Angesichts meiner unten nassen "kurzen" Hose, kam mir dann noch der Gedanke, dass die von Michael aus Zofingen bevorzugte Hosenlänge für Moorwanderungen deutlich besser geeignet ist. Ich hatte Schwierigkeiten, überhaupt wieder aus dem Morast heraus zukommen, und nicht sofort wieder neu einzusinken. Trotz des schönen Sonnenscheins kamen daher nun langsam Erinnerungen an im Dartmoor spielende Romane und die vielen hierin im Moor spurlos Versunkenen hoch...

Endlich erreichte ich schließlich doch den rettenden Berghang, der nur läppische 50m entfernt war, und stieg querfeldein zur Forststraße hoch, die mich auf sicherem, aber steinigen, Boden zurück zur Kirche in/am Spitzingsee führte.

Nach diesem harmlosen, nur knapp einstündigen Spaziergang fuhr ich weiter mit dem Bus über Valepp und Monialm nach Tegernsee. Hier gab es dann wieder die üblichen Frage (nein mir war nicht zu kalt, und es tut nicht weh auf dem Splitt) - und wie üblich von Touristen. Nach einem Spaziergang am See entlang und zum Bahnhof fuhr ich mit dem Bus über Kreuth bis zum Achenpaß und wieder zurück nach Wildbad Kreuth.

Auf frisch und angenehm asphaltierter Straße und zum Schluß abkürzend über eine Wiese (auf der passend zu den neuen oberbayerischen Sitten keine Kühe, sondern Pferde grasten) ging ich erst zum Tagungszentrum und dann zum Wirtshaus Altes Bad. Ohne jegliche dumme Bemerkungen erhielt ich die gewünschten Informationen (keine Besichtigung möglich, keine barrierefreier Zugang vom Lokal zu den Toiletten und für einen Ausflug mit meiner Mutter daher leider ungeeignet). Auf dem Rückweg gab es dann einen positiven Kommentar zu "Barfuß über die Wiese" - wieder von Touristen.

Kurz vor der Bushaltestelle hielt ein plötzlich großer Wagen mit dem einheimischen Kennzeichen (MB für Miesbach) neben mir und eine elegant gekleidete und üppig behangene Dame fragte freundlich in reinstem Hochdeutsch: "Ihnen tuen die Füße weh!
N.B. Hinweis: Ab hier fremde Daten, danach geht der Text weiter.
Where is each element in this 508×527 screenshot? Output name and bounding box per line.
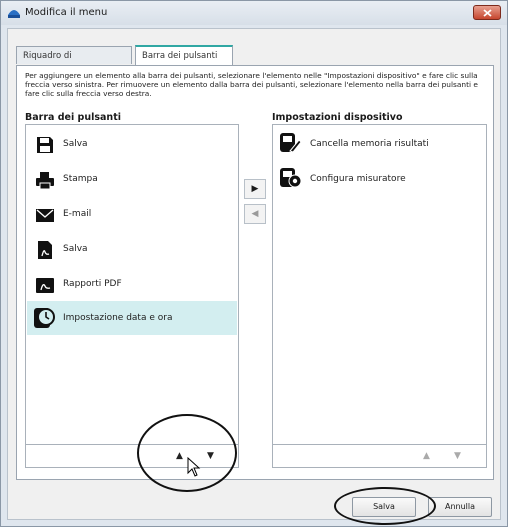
dialog-window: Modifica il menu Riquadro di navigazione… [0,0,508,527]
item-label: Salva [63,244,88,254]
item-label: Rapporti PDF [63,279,122,289]
envelope-icon [36,209,54,222]
list-item-rapporti-pdf[interactable]: Rapporti PDF [27,267,237,301]
erase-meter-icon [280,133,302,153]
move-up-arrow-disabled[interactable]: ▲ [423,451,430,461]
close-icon [483,9,492,17]
window-title: Modifica il menu [25,7,108,18]
left-list-footer: ▲ ▼ [26,444,238,467]
button-bar-list[interactable]: Salva Stampa E-mail Salva Rapporti PDF I… [25,124,239,468]
list-item-cancella-memoria[interactable]: Cancella memoria risultati [274,127,484,161]
app-logo-icon [8,10,20,18]
list-item-salva[interactable]: Salva [27,127,237,161]
move-down-arrow[interactable]: ▼ [207,451,214,461]
instructions-text: Per aggiungere un elemento alla barra de… [25,71,478,98]
move-up-arrow[interactable]: ▲ [176,451,183,461]
tab-riquadro-navigazione[interactable]: Riquadro di navigazione [16,46,132,79]
dialog-client-area: Riquadro di navigazione Barra dei pulsan… [7,28,501,520]
mouse-cursor-icon [187,457,201,477]
printer-icon [36,172,54,190]
cancel-button[interactable]: Annulla [428,497,492,517]
move-right-button[interactable]: ▶ [244,179,266,199]
device-settings-list[interactable]: Cancella memoria risultati Configura mis… [272,124,487,468]
item-label: Configura misuratore [310,174,406,184]
pdf-report-icon [36,278,54,293]
left-list-title: Barra dei pulsanti [25,112,121,123]
list-item-configura-misuratore[interactable]: Configura misuratore [274,162,484,196]
save-button[interactable]: Salva [352,497,416,517]
right-list-title: Impostazioni dispositivo [272,112,403,123]
close-button[interactable] [473,5,501,20]
list-item-email[interactable]: E-mail [27,197,237,231]
item-label: Salva [63,139,88,149]
tab-panel: Per aggiungere un elemento alla barra de… [16,65,494,480]
tab-barra-pulsanti[interactable]: Barra dei pulsanti [135,45,233,65]
item-label: Stampa [63,174,98,184]
clock-meter-icon [34,308,55,328]
gear-meter-icon [280,168,302,188]
item-label: Impostazione data e ora [63,313,173,323]
list-item-impostazione-data-ora[interactable]: Impostazione data e ora [27,301,237,335]
save-icon [37,137,53,153]
right-list-footer: ▲ ▼ [273,444,486,467]
item-label: E-mail [63,209,92,219]
move-down-arrow-disabled[interactable]: ▼ [454,451,461,461]
list-item-salva-pdf[interactable]: Salva [27,232,237,266]
list-item-stampa[interactable]: Stampa [27,162,237,196]
pdf-save-icon [38,241,52,259]
move-left-button[interactable]: ◀ [244,204,266,224]
item-label: Cancella memoria risultati [310,139,429,149]
title-bar[interactable]: Modifica il menu [1,1,507,25]
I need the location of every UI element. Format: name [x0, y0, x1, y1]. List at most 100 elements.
Soll ich Sie ein Stück mitnehmen?" Das hätte jetzt ein interessantes Gespräch werden können, aber da der Bus in 2 Minuten fuhr (nach meiner Uhr...) lehnte ich nur dankend ab: "Vielen Dank für das Angebot, aber ich nehme den Bus da." (Vielleicht läuft sie immer dann barfuß, wenn ihr von den Pumps die Füße wehtun?)

Weiter ging es über Tölz, Kochel und am Walchensee vorbei bis nach Mittenwald. Wegen eines schlimmen Motorrad-Unfalls am Kesselberg steckte der Bus 45 Minuten fest, so dass der geplante Abendspaziergang in Mittenwald ersatzlos entfiel. (Da der Zug schon weg war, erübrigte sich auch die Entscheidung Rückfahrt mit dem Zug über München oder mit dem Bus über Tölz.) Während der Rückfahrt im Dunkeln nach Tölz unterhielt ich mich mit dem Fahrer über alles mögliche - meine Barfüssigkeit war ihm aber offenbar kein Gesprächsthema wert...

In Tölz kamen wir sogar 2 Minuten zu früh an, und so stieg ich schon am Busbahnhof aus und ging die letzten 2 km wieder vollkommen unkommentiert zu Fuß bis zum Bahnhof.

Apropos Kommentare: Die schönste Diskussion hatte ich ausgerechnet mal in Berlin (wo es wirklich sehr wenig Kommentare gibt) und ausgerechnet mit einem Punker (die sonst auch die Barfuß-Methode der Nicht-Konformität höchstens freundlich begrinsen): Der fragte mich bei ca. 18 Grad mal, ob es denn nicht viel zu kalt wäre. Ich sagte nur: "Wenn man natürlich das ganze Jahr seine Füße in so was verpäpelt" und deutete auf seine dicken Stiefel "ist man natürlich nichts mehr gewöhnt!" Dann haben wir beide herzlich gelacht.